A spokesperson for ANR did not respond to a request for comment by press time.
CLF Lawsuit Highlights Broader Frustration
In September 2024, the Conservation Law Foundation again filed a notice of intent to sue Vermont over alleged failures in phosphorus enforcement and permitting. This comes after the EPA itself warned the state that its dual-agency oversight system—split between ANR and the Agency of Agriculture—has led to enforcement gaps, especially in the oversight of large dairies.
But CLF’s lawsuits have drawn mixed reactions in Vermont. While some see them as a necessary push for environmental accountability, others view them as legal overreach that targets a state with limited resources.

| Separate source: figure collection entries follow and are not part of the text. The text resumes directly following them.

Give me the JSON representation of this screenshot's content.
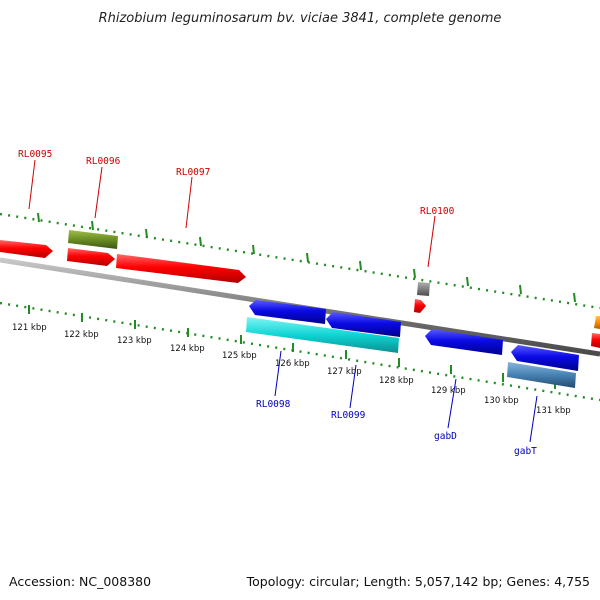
{
  "title": "Rhizobium leguminosarum bv. viciae 3841, complete genome",
  "footer": {
    "accession": "Accession: NC_008380",
    "topology": "Topology: circular; Length: 5,057,142 bp; Genes: 4,755"
  },
  "kbp_labels": [
    "121 kbp",
    "122 kbp",
    "123 kbp",
    "124 kbp",
    "125 kbp",
    "126 kbp",
    "127 kbp",
    "128 kbp",
    "129 kbp",
    "130 kbp",
    "131 kbp"
  ],
  "genes_forward": [
    "RL0095",
    "RL0096",
    "RL0097",
    "RL0100"
  ],
  "genes_reverse": [
    "RL0098",
    "RL0099",
    "gabD",
    "gabT"
  ],
  "colors": {
    "forward_cds": "#ff1010",
    "reverse_cds": "#0a0ae6",
    "cyan_feature": "#10d4d4",
    "olive_feature": "#6b8e23",
    "grey_feature": "#808080",
    "steel_feature": "#4682b4",
    "orange_feature": "#ff8c00",
    "tick_green": "#228b22",
    "backbone": "#7a7a7a",
    "label_red": "#cc0000",
    "label_blue": "#0000bb"
  }
}
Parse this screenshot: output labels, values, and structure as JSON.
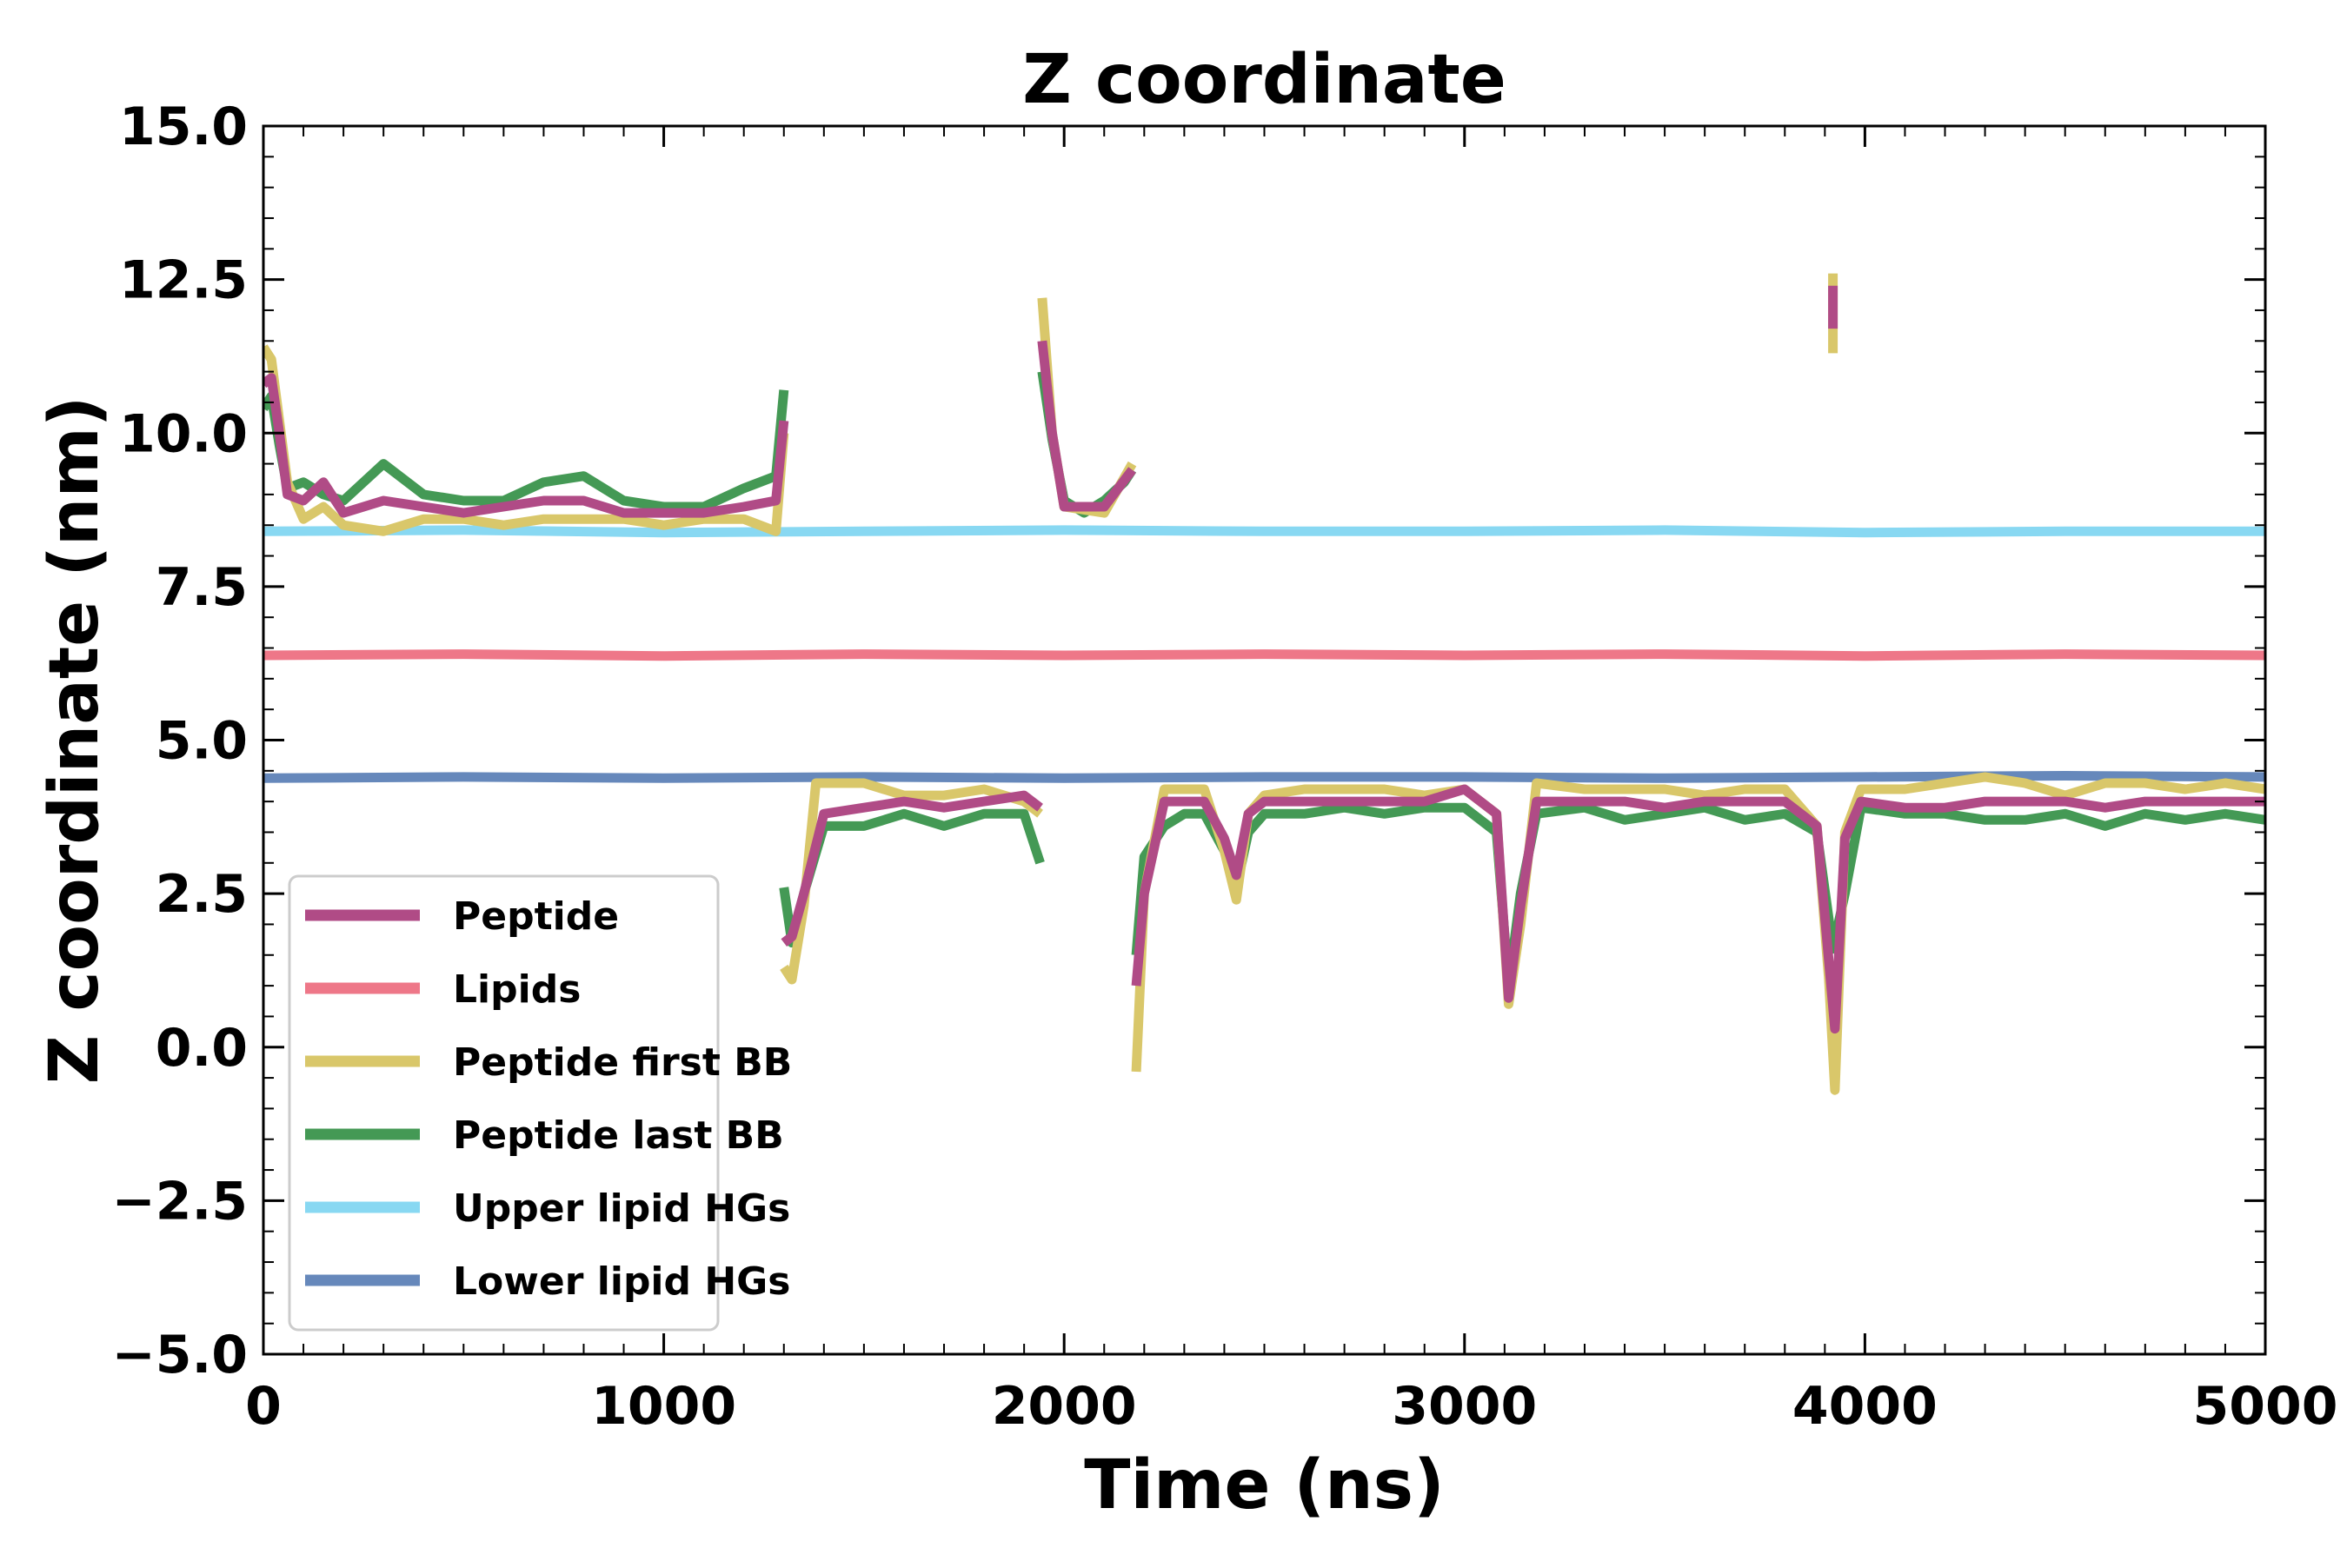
{
  "chart_data": {
    "type": "line",
    "title": "Z coordinate",
    "xlabel": "Time (ns)",
    "ylabel": "Z coordinate (nm)",
    "xlim": [
      0,
      5000
    ],
    "ylim": [
      -5.0,
      15.0
    ],
    "xticks": [
      0,
      1000,
      2000,
      3000,
      4000,
      5000
    ],
    "xtick_labels": [
      "0",
      "1000",
      "2000",
      "3000",
      "4000",
      "5000"
    ],
    "yticks": [
      -5.0,
      -2.5,
      0.0,
      2.5,
      5.0,
      7.5,
      10.0,
      12.5,
      15.0
    ],
    "ytick_labels": [
      "−5.0",
      "−2.5",
      "0.0",
      "2.5",
      "5.0",
      "7.5",
      "10.0",
      "12.5",
      "15.0"
    ],
    "grid": false,
    "legend_position": "lower-left",
    "series": [
      {
        "name": "Lipids",
        "color": "#ee7788",
        "segments": [
          [
            [
              0,
              6.38
            ],
            [
              500,
              6.4
            ],
            [
              1000,
              6.37
            ],
            [
              1500,
              6.4
            ],
            [
              2000,
              6.38
            ],
            [
              2500,
              6.4
            ],
            [
              3000,
              6.38
            ],
            [
              3500,
              6.4
            ],
            [
              4000,
              6.37
            ],
            [
              4500,
              6.4
            ],
            [
              5000,
              6.38
            ]
          ]
        ]
      },
      {
        "name": "Upper lipid HGs",
        "color": "#88d8f2",
        "segments": [
          [
            [
              0,
              8.4
            ],
            [
              500,
              8.42
            ],
            [
              1000,
              8.38
            ],
            [
              1500,
              8.4
            ],
            [
              2000,
              8.42
            ],
            [
              2500,
              8.4
            ],
            [
              3000,
              8.4
            ],
            [
              3500,
              8.42
            ],
            [
              4000,
              8.38
            ],
            [
              4500,
              8.4
            ],
            [
              5000,
              8.4
            ]
          ]
        ]
      },
      {
        "name": "Lower lipid HGs",
        "color": "#6688bb",
        "segments": [
          [
            [
              0,
              4.38
            ],
            [
              500,
              4.4
            ],
            [
              1000,
              4.38
            ],
            [
              1500,
              4.4
            ],
            [
              2000,
              4.38
            ],
            [
              2500,
              4.4
            ],
            [
              3000,
              4.4
            ],
            [
              3500,
              4.38
            ],
            [
              4000,
              4.4
            ],
            [
              4500,
              4.42
            ],
            [
              5000,
              4.4
            ]
          ]
        ]
      },
      {
        "name": "Peptide last BB",
        "color": "#449955",
        "segments": [
          [
            [
              0,
              10.4
            ],
            [
              20,
              10.6
            ],
            [
              40,
              9.8
            ],
            [
              60,
              9.1
            ],
            [
              100,
              9.2
            ],
            [
              150,
              9.0
            ],
            [
              200,
              8.9
            ],
            [
              300,
              9.5
            ],
            [
              400,
              9.0
            ],
            [
              500,
              8.9
            ],
            [
              600,
              8.9
            ],
            [
              700,
              9.2
            ],
            [
              800,
              9.3
            ],
            [
              900,
              8.9
            ],
            [
              1000,
              8.8
            ],
            [
              1100,
              8.8
            ],
            [
              1200,
              9.1
            ],
            [
              1280,
              9.3
            ],
            [
              1300,
              10.7
            ]
          ],
          [
            [
              1300,
              2.6
            ],
            [
              1320,
              1.7
            ],
            [
              1350,
              2.5
            ],
            [
              1400,
              3.6
            ],
            [
              1500,
              3.6
            ],
            [
              1600,
              3.8
            ],
            [
              1700,
              3.6
            ],
            [
              1800,
              3.8
            ],
            [
              1900,
              3.8
            ],
            [
              1940,
              3.0
            ]
          ],
          [
            [
              1945,
              11.0
            ],
            [
              1970,
              9.9
            ],
            [
              2000,
              8.9
            ],
            [
              2050,
              8.7
            ],
            [
              2100,
              8.9
            ],
            [
              2150,
              9.2
            ],
            [
              2170,
              9.4
            ]
          ],
          [
            [
              2180,
              1.5
            ],
            [
              2200,
              3.1
            ],
            [
              2250,
              3.6
            ],
            [
              2300,
              3.8
            ],
            [
              2350,
              3.8
            ],
            [
              2400,
              3.2
            ],
            [
              2430,
              2.6
            ],
            [
              2460,
              3.5
            ],
            [
              2500,
              3.8
            ],
            [
              2600,
              3.8
            ],
            [
              2700,
              3.9
            ],
            [
              2800,
              3.8
            ],
            [
              2900,
              3.9
            ],
            [
              3000,
              3.9
            ],
            [
              3080,
              3.5
            ],
            [
              3110,
              1.0
            ],
            [
              3140,
              2.5
            ],
            [
              3180,
              3.8
            ],
            [
              3300,
              3.9
            ],
            [
              3400,
              3.7
            ],
            [
              3500,
              3.8
            ],
            [
              3600,
              3.9
            ],
            [
              3700,
              3.7
            ],
            [
              3800,
              3.8
            ],
            [
              3880,
              3.5
            ],
            [
              3920,
              1.6
            ],
            [
              3950,
              2.5
            ],
            [
              3990,
              3.9
            ],
            [
              4100,
              3.8
            ],
            [
              4200,
              3.8
            ],
            [
              4300,
              3.7
            ],
            [
              4400,
              3.7
            ],
            [
              4500,
              3.8
            ],
            [
              4600,
              3.6
            ],
            [
              4700,
              3.8
            ],
            [
              4800,
              3.7
            ],
            [
              4900,
              3.8
            ],
            [
              5000,
              3.7
            ]
          ]
        ]
      },
      {
        "name": "Peptide first BB",
        "color": "#d9c76a",
        "segments": [
          [
            [
              0,
              11.4
            ],
            [
              20,
              11.2
            ],
            [
              40,
              10.2
            ],
            [
              60,
              9.2
            ],
            [
              100,
              8.6
            ],
            [
              150,
              8.8
            ],
            [
              200,
              8.5
            ],
            [
              300,
              8.4
            ],
            [
              400,
              8.6
            ],
            [
              500,
              8.6
            ],
            [
              600,
              8.5
            ],
            [
              700,
              8.6
            ],
            [
              800,
              8.6
            ],
            [
              900,
              8.6
            ],
            [
              1000,
              8.5
            ],
            [
              1100,
              8.6
            ],
            [
              1200,
              8.6
            ],
            [
              1280,
              8.4
            ],
            [
              1300,
              10.0
            ]
          ],
          [
            [
              1300,
              1.3
            ],
            [
              1320,
              1.1
            ],
            [
              1350,
              2.3
            ],
            [
              1380,
              4.3
            ],
            [
              1500,
              4.3
            ],
            [
              1600,
              4.1
            ],
            [
              1700,
              4.1
            ],
            [
              1800,
              4.2
            ],
            [
              1900,
              4.0
            ],
            [
              1940,
              3.8
            ]
          ],
          [
            [
              1945,
              12.2
            ],
            [
              1970,
              10.0
            ],
            [
              2000,
              8.8
            ],
            [
              2100,
              8.7
            ],
            [
              2170,
              9.5
            ]
          ],
          [
            [
              2180,
              -0.4
            ],
            [
              2200,
              2.5
            ],
            [
              2250,
              4.2
            ],
            [
              2300,
              4.2
            ],
            [
              2350,
              4.2
            ],
            [
              2400,
              3.2
            ],
            [
              2430,
              2.4
            ],
            [
              2460,
              3.8
            ],
            [
              2500,
              4.1
            ],
            [
              2600,
              4.2
            ],
            [
              2700,
              4.2
            ],
            [
              2800,
              4.2
            ],
            [
              2900,
              4.1
            ],
            [
              3000,
              4.2
            ],
            [
              3080,
              3.8
            ],
            [
              3110,
              0.7
            ],
            [
              3140,
              2.0
            ],
            [
              3180,
              4.3
            ],
            [
              3300,
              4.2
            ],
            [
              3400,
              4.2
            ],
            [
              3500,
              4.2
            ],
            [
              3600,
              4.1
            ],
            [
              3700,
              4.2
            ],
            [
              3800,
              4.2
            ],
            [
              3880,
              3.6
            ],
            [
              3910,
              1.1
            ],
            [
              3925,
              -0.7
            ],
            [
              3950,
              3.5
            ],
            [
              3990,
              4.2
            ],
            [
              4100,
              4.2
            ],
            [
              4200,
              4.3
            ],
            [
              4300,
              4.4
            ],
            [
              4400,
              4.3
            ],
            [
              4500,
              4.1
            ],
            [
              4600,
              4.3
            ],
            [
              4700,
              4.3
            ],
            [
              4800,
              4.2
            ],
            [
              4900,
              4.3
            ],
            [
              5000,
              4.2
            ]
          ],
          [
            [
              3920,
              12.6
            ],
            [
              3920,
              11.3
            ]
          ]
        ]
      },
      {
        "name": "Peptide",
        "color": "#b04b86",
        "segments": [
          [
            [
              0,
              10.8
            ],
            [
              20,
              10.9
            ],
            [
              40,
              10.0
            ],
            [
              60,
              9.0
            ],
            [
              100,
              8.9
            ],
            [
              150,
              9.2
            ],
            [
              200,
              8.7
            ],
            [
              300,
              8.9
            ],
            [
              400,
              8.8
            ],
            [
              500,
              8.7
            ],
            [
              600,
              8.8
            ],
            [
              700,
              8.9
            ],
            [
              800,
              8.9
            ],
            [
              900,
              8.7
            ],
            [
              1000,
              8.7
            ],
            [
              1100,
              8.7
            ],
            [
              1200,
              8.8
            ],
            [
              1280,
              8.9
            ],
            [
              1300,
              10.2
            ]
          ],
          [
            [
              1300,
              1.7
            ],
            [
              1320,
              1.8
            ],
            [
              1350,
              2.5
            ],
            [
              1400,
              3.8
            ],
            [
              1500,
              3.9
            ],
            [
              1600,
              4.0
            ],
            [
              1700,
              3.9
            ],
            [
              1800,
              4.0
            ],
            [
              1900,
              4.1
            ],
            [
              1940,
              3.9
            ]
          ],
          [
            [
              1945,
              11.5
            ],
            [
              1970,
              10.0
            ],
            [
              2000,
              8.8
            ],
            [
              2100,
              8.8
            ],
            [
              2170,
              9.4
            ]
          ],
          [
            [
              2180,
              1.0
            ],
            [
              2200,
              2.5
            ],
            [
              2250,
              4.0
            ],
            [
              2300,
              4.0
            ],
            [
              2350,
              4.0
            ],
            [
              2400,
              3.4
            ],
            [
              2430,
              2.8
            ],
            [
              2460,
              3.8
            ],
            [
              2500,
              4.0
            ],
            [
              2600,
              4.0
            ],
            [
              2700,
              4.0
            ],
            [
              2800,
              4.0
            ],
            [
              2900,
              4.0
            ],
            [
              3000,
              4.2
            ],
            [
              3080,
              3.8
            ],
            [
              3110,
              0.8
            ],
            [
              3140,
              2.3
            ],
            [
              3180,
              4.0
            ],
            [
              3300,
              4.0
            ],
            [
              3400,
              4.0
            ],
            [
              3500,
              3.9
            ],
            [
              3600,
              4.0
            ],
            [
              3700,
              4.0
            ],
            [
              3800,
              4.0
            ],
            [
              3880,
              3.6
            ],
            [
              3910,
              1.4
            ],
            [
              3925,
              0.3
            ],
            [
              3950,
              3.4
            ],
            [
              3990,
              4.0
            ],
            [
              4100,
              3.9
            ],
            [
              4200,
              3.9
            ],
            [
              4300,
              4.0
            ],
            [
              4400,
              4.0
            ],
            [
              4500,
              4.0
            ],
            [
              4600,
              3.9
            ],
            [
              4700,
              4.0
            ],
            [
              4800,
              4.0
            ],
            [
              4900,
              4.0
            ],
            [
              5000,
              4.0
            ]
          ],
          [
            [
              3920,
              12.4
            ],
            [
              3920,
              11.7
            ]
          ]
        ]
      }
    ],
    "legend_order": [
      "Peptide",
      "Lipids",
      "Peptide first BB",
      "Peptide last BB",
      "Upper lipid HGs",
      "Lower lipid HGs"
    ]
  }
}
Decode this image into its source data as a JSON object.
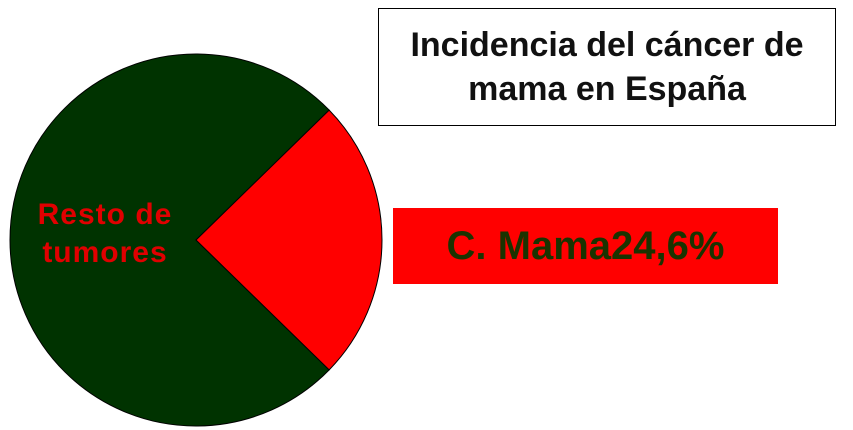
{
  "chart_data": {
    "type": "pie",
    "title": "Incidencia del cáncer de mama en España",
    "categories": [
      "Resto de tumores",
      "C. Mama"
    ],
    "values": [
      75.4,
      24.6
    ],
    "value_labels": [
      null,
      "24,6%"
    ],
    "colors": [
      "#003300",
      "#ff0000"
    ]
  }
}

“If CLF wanted to really solve the phosphorus crisis,” said a dairy farmer, “they’d be suing the federal agencies that wrote the playbook for the very practices they’re now calling pollution.”
Lawmakers Face Pressure to Amend
As the Senate Natural Resources and Energy Committee reviews H.481, several stakeholders are calling for major amendments. Proposals include:
- Keeping only the timeline extensions,
- Removing provisions that allow new municipal fee structures,
- Striking the clause that makes the Clean Water Surcharge permanent, and
- Directing all remaining ARPA funds toward agricultural phosphorus mitigation.
Critics of the bill argue that the state is attempting to shift responsibility for stormwater compliance onto municipalities—many of which lack the staffing, funding, or technical capacity to manage complex permitting and infrastructure requirements—rather than taking on that responsibility at the state level.
Calls for amendment have also been fueled by reports that the rule has not been applied consistently across the state. Some properties with obvious impervious surface areas have not been flagged for compliance, while neighboring sites with similar characteristics have. This uneven application has led to frustration among landowners and municipal officials, who say the process lacks transparency and fairness.
Advocates are also calling on Vermont’s Attorney General Charity Clark to consider federal cost-recovery options through legal action, and for members of the state’s congressional delegation—Senators Bernie Sanders and Peter Welch, and Rep. Becca Balint—to push for phosphorus remediation funding at the federal level.
Looking Ahead
With the EPA mandates in place and legal pressure mounting, Vermont faces a difficult balancing act between environmental compliance, fiscal responsibility, and local capacity. But as Senate lawmakers shape the final version of H.481, many are watching to see whether the state will continue to pass the cost onto landowners—or finally begin to push back on Washington.
“This is a chance for the Senate to draw a line,” said one policy analyst familiar with the bill. “They can either follow the mandates, or they can ask who created this problem in the first place—and demand they help fix it.”